DataFlow

Description

Features

Build customizable data processing pipelines by extending predefined modules for each workflow step (e.g., data ingestion, plausibility checks, transformations)
Link pipelines to designated directories to automatically process newly incoming data
Automatically execute the corresponding pipeline as soon as new data is detected
Monitor pipeline performance, status, and logs in real time
Access and inspect imported data stored in InfluxDB, with integrated tools for quality control, data mutation and flagging
Manage the entire process from pipeline configuration to data quality assessment via an UI

Technology Stack

Frontend: React, Next.js, TailwindCSS, shadcdn
Main API: Python, FastAPI
WebSocket API: Python, FastAPI
Migration API: Python, FastAPI
Workflow Trigger: Python

All components of the infrastructure are provided as Docker images for easy deployment and reproducibility.

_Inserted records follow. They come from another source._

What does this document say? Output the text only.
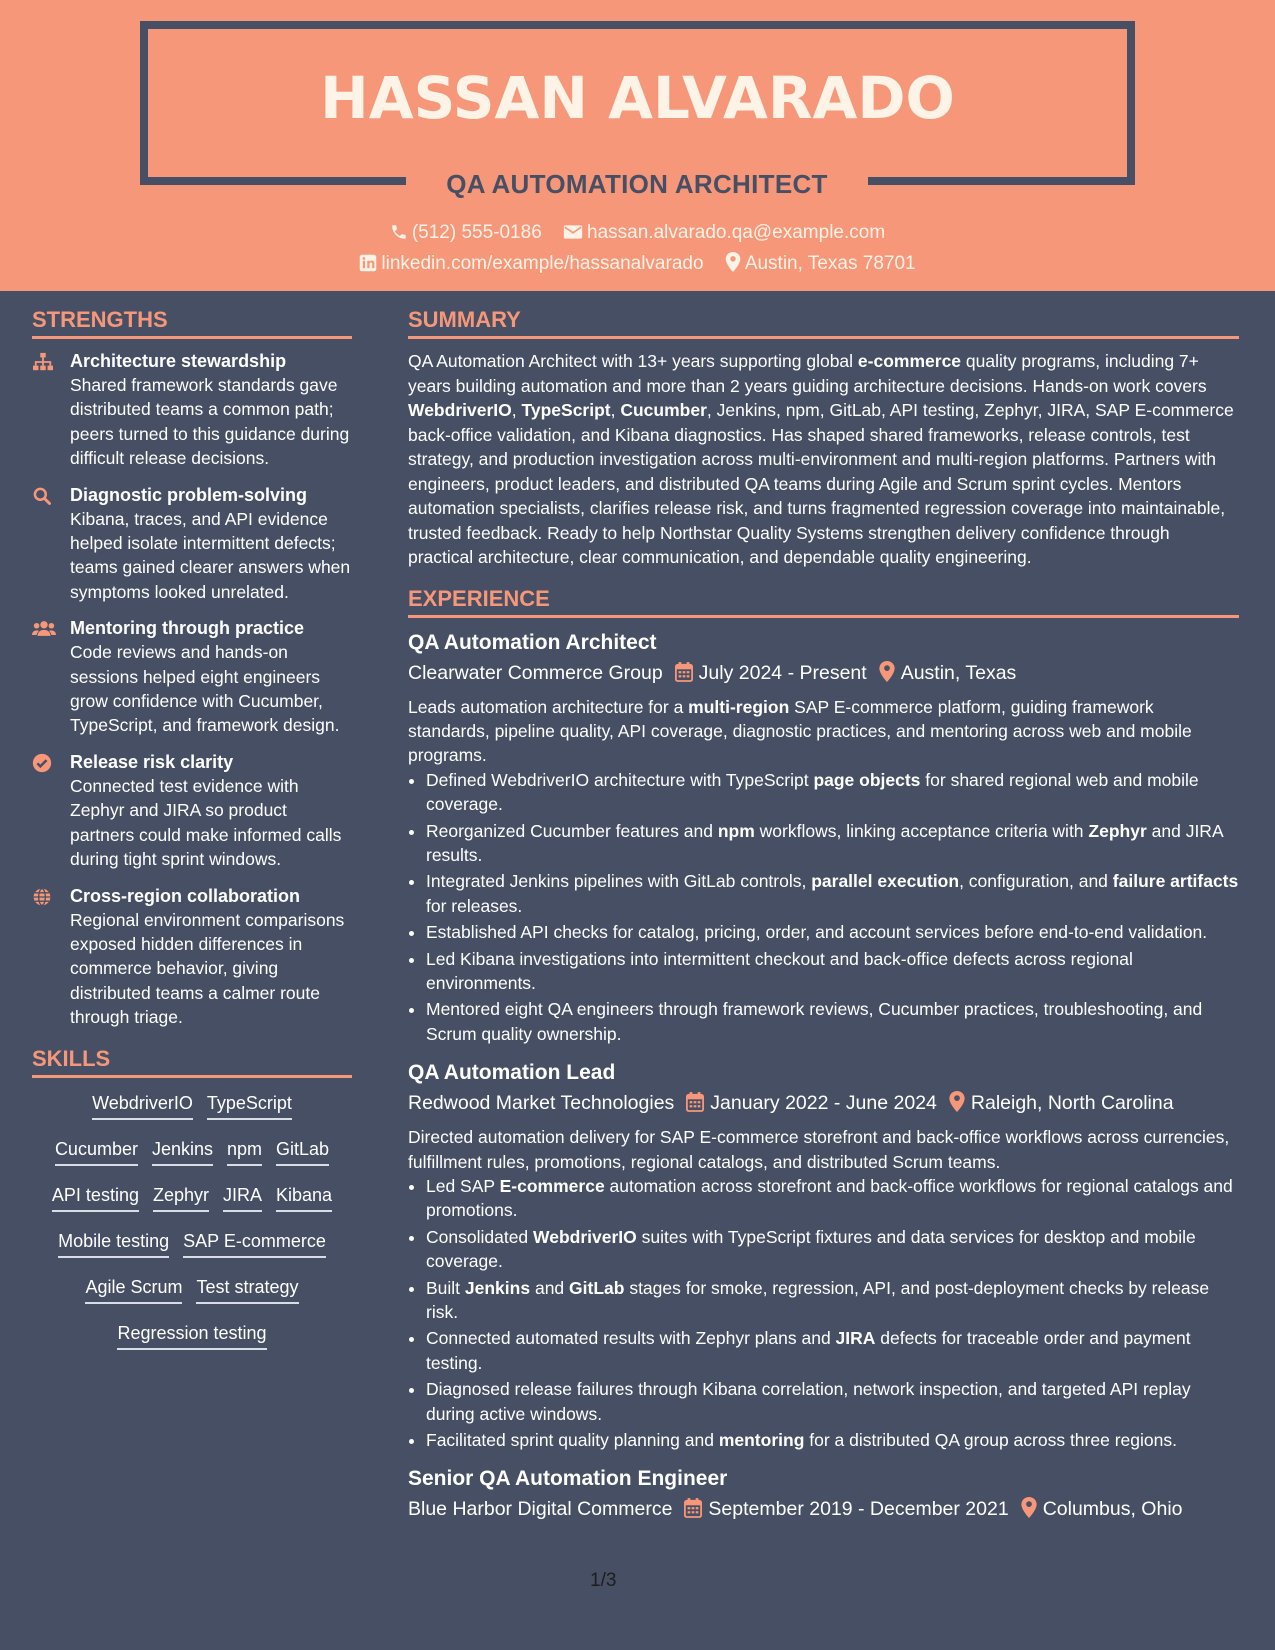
HASSAN ALVARADO
QA AUTOMATION ARCHITECT
(512) 555-0186 hassan.alvarado.qa@example.com
linkedin.com/example/hassanalvarado Austin, Texas 78701
STRENGTHS
Architecture stewardship
Shared framework standards gave distributed teams a common path; peers turned to this guidance during difficult release decisions.
Diagnostic problem-solving
Kibana, traces, and API evidence helped isolate intermittent defects; teams gained clearer answers when symptoms looked unrelated.
Mentoring through practice
Code reviews and hands-on sessions helped eight engineers grow confidence with Cucumber, TypeScript, and framework design.
Release risk clarity
Connected test evidence with Zephyr and JIRA so product partners could make informed calls during tight sprint windows.
Cross-region collaboration
Regional environment comparisons exposed hidden differences in commerce behavior, giving distributed teams a calmer route through triage.
SKILLS
WebdriverIO TypeScript
Cucumber Jenkins npm GitLab
API testing Zephyr JIRA Kibana
Mobile testing SAP E-commerce
Agile Scrum Test strategy
Regression testing
SUMMARY
QA Automation Architect with 13+ years supporting global e-commerce quality programs, including 7+ years building automation and more than 2 years guiding architecture decisions. Hands-on work covers WebdriverIO, TypeScript, Cucumber, Jenkins, npm, GitLab, API testing, Zephyr, JIRA, SAP E-commerce back-office validation, and Kibana diagnostics. Has shaped shared frameworks, release controls, test strategy, and production investigation across multi-environment and multi-region platforms. Partners with engineers, product leaders, and distributed QA teams during Agile and Scrum sprint cycles. Mentors automation specialists, clarifies release risk, and turns fragmented regression coverage into maintainable, trusted feedback. Ready to help Northstar Quality Systems strengthen delivery confidence through practical architecture, clear communication, and dependable quality engineering.
EXPERIENCE
QA Automation Architect
Clearwater Commerce Group July 2024 - Present Austin, Texas
Leads automation architecture for a multi-region SAP E-commerce platform, guiding framework standards, pipeline quality, API coverage, diagnostic practices, and mentoring across web and mobile programs.
• Defined WebdriverIO architecture with TypeScript page objects for shared regional web and mobile coverage.
• Reorganized Cucumber features and npm workflows, linking acceptance criteria with Zephyr and JIRA results.
• Integrated Jenkins pipelines with GitLab controls, parallel execution, configuration, and failure artifacts for releases.
• Established API checks for catalog, pricing, order, and account services before end-to-end validation.
• Led Kibana investigations into intermittent checkout and back-office defects across regional environments.
• Mentored eight QA engineers through framework reviews, Cucumber practices, troubleshooting, and Scrum quality ownership.
QA Automation Lead
Redwood Market Technologies January 2022 - June 2024 Raleigh, North Carolina
Directed automation delivery for SAP E-commerce storefront and back-office workflows across currencies, fulfillment rules, promotions, regional catalogs, and distributed Scrum teams.
• Led SAP E-commerce automation across storefront and back-office workflows for regional catalogs and promotions.
• Consolidated WebdriverIO suites with TypeScript fixtures and data services for desktop and mobile coverage.
• Built Jenkins and GitLab stages for smoke, regression, API, and post-deployment checks by release risk.
• Connected automated results with Zephyr plans and JIRA defects for traceable order and payment testing.
• Diagnosed release failures through Kibana correlation, network inspection, and targeted API replay during active windows.
• Facilitated sprint quality planning and mentoring for a distributed QA group across three regions.
Senior QA Automation Engineer
Blue Harbor Digital Commerce September 2019 - December 2021 Columbus, Ohio
1/3
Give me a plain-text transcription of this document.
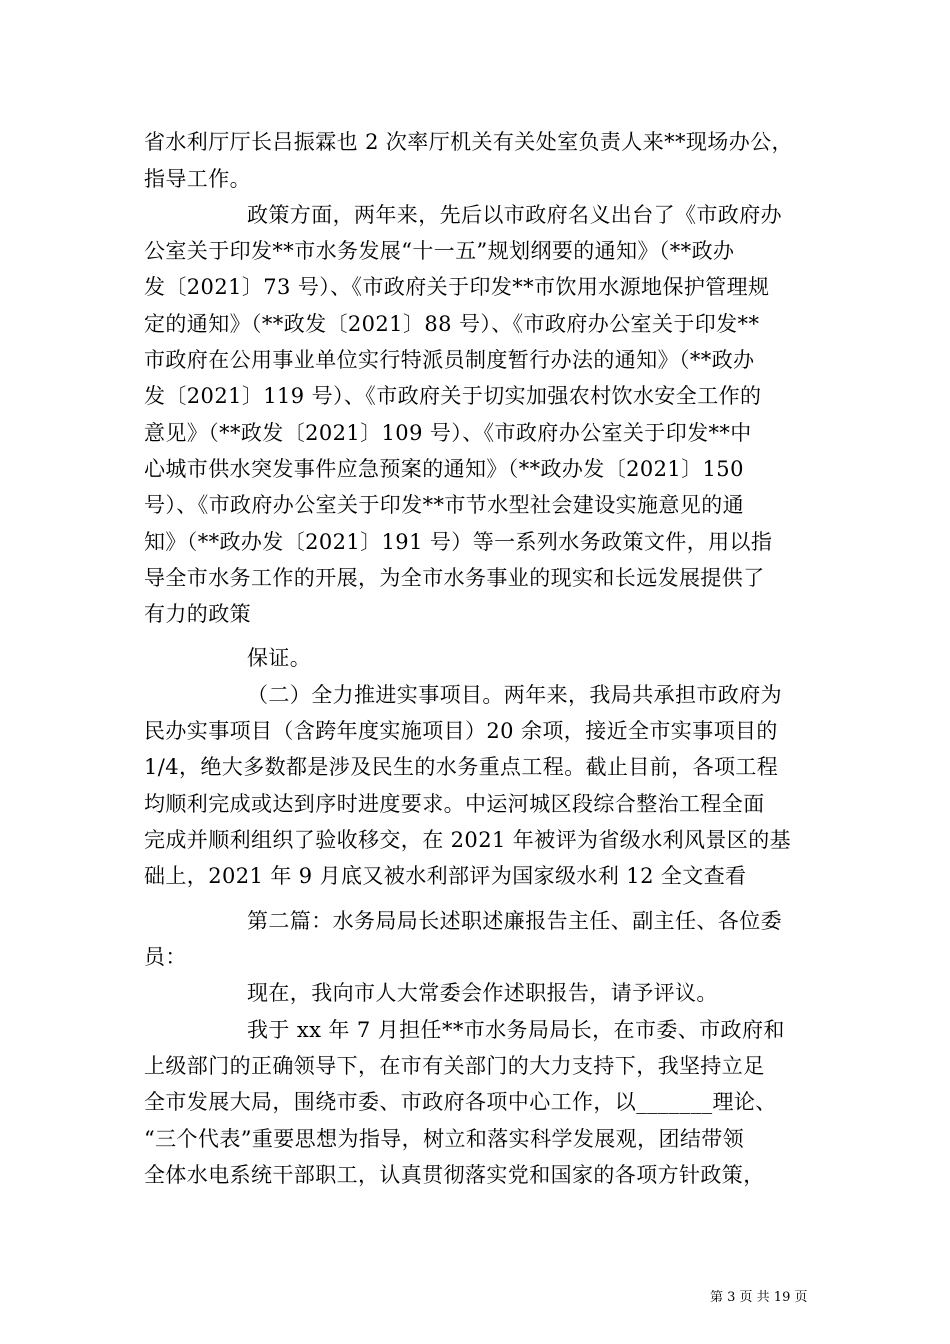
省水利厅厅长吕振霖也 2 次率厅机关有关处室负责人来**现场办公，
指导工作。
政策方面，两年来，先后以市政府名义出台了《市政府办
公室关于印发**市水务发展“十一五”规划纲要的通知》（**政办
发〔2021〕73 号）、《市政府关于印发**市饮用水源地保护管理规
定的通知》（**政发〔2021〕88 号）、《市政府办公室关于印发**
市政府在公用事业单位实行特派员制度暂行办法的通知》（**政办
发〔2021〕119 号）、《市政府关于切实加强农村饮水安全工作的
意见》（**政发〔2021〕109 号）、《市政府办公室关于印发**中
心城市供水突发事件应急预案的通知》（**政办发〔2021〕150
号）、《市政府办公室关于印发**市节水型社会建设实施意见的通
知》（**政办发〔2021〕191 号）等一系列水务政策文件，用以指
导全市水务工作的开展，为全市水务事业的现实和长远发展提供了
有力的政策
保证。
（二）全力推进实事项目。两年来，我局共承担市政府为
民办实事项目（含跨年度实施项目）20 余项，接近全市实事项目的
1/4，绝大多数都是涉及民生的水务重点工程。截止目前，各项工程
均顺利完成或达到序时进度要求。中运河城区段综合整治工程全面
完成并顺利组织了验收移交，在 2021 年被评为省级水利风景区的基
础上，2021 年 9 月底又被水利部评为国家级水利 12 全文查看
第二篇：水务局局长述职述廉报告主任、副主任、各位委
员：
现在，我向市人大常委会作述职报告，请予评议。
我于 xx 年 7 月担任**市水务局局长，在市委、市政府和
上级部门的正确领导下，在市有关部门的大力支持下，我坚持立足
全市发展大局，围绕市委、市政府各项中心工作，以_______理论、
“三个代表”重要思想为指导，树立和落实科学发展观，团结带领
全体水电系统干部职工，认真贯彻落实党和国家的各项方针政策，
第 3 页 共 19 页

Required Technical Infrastructure

In addition to the previously mentioned services, the setup of DataFlow requires the following services:

InfluxDB
Grafana
PostgreSQL
AWS or MinIO
NGINX (recommended)

A version of DataFlow optimized for integration into existing infrastructures is available in the standalone branch of the repository.

The setup can be customized via the .env file there, which allows you to specify which services are already running and which should be deployed during deployment.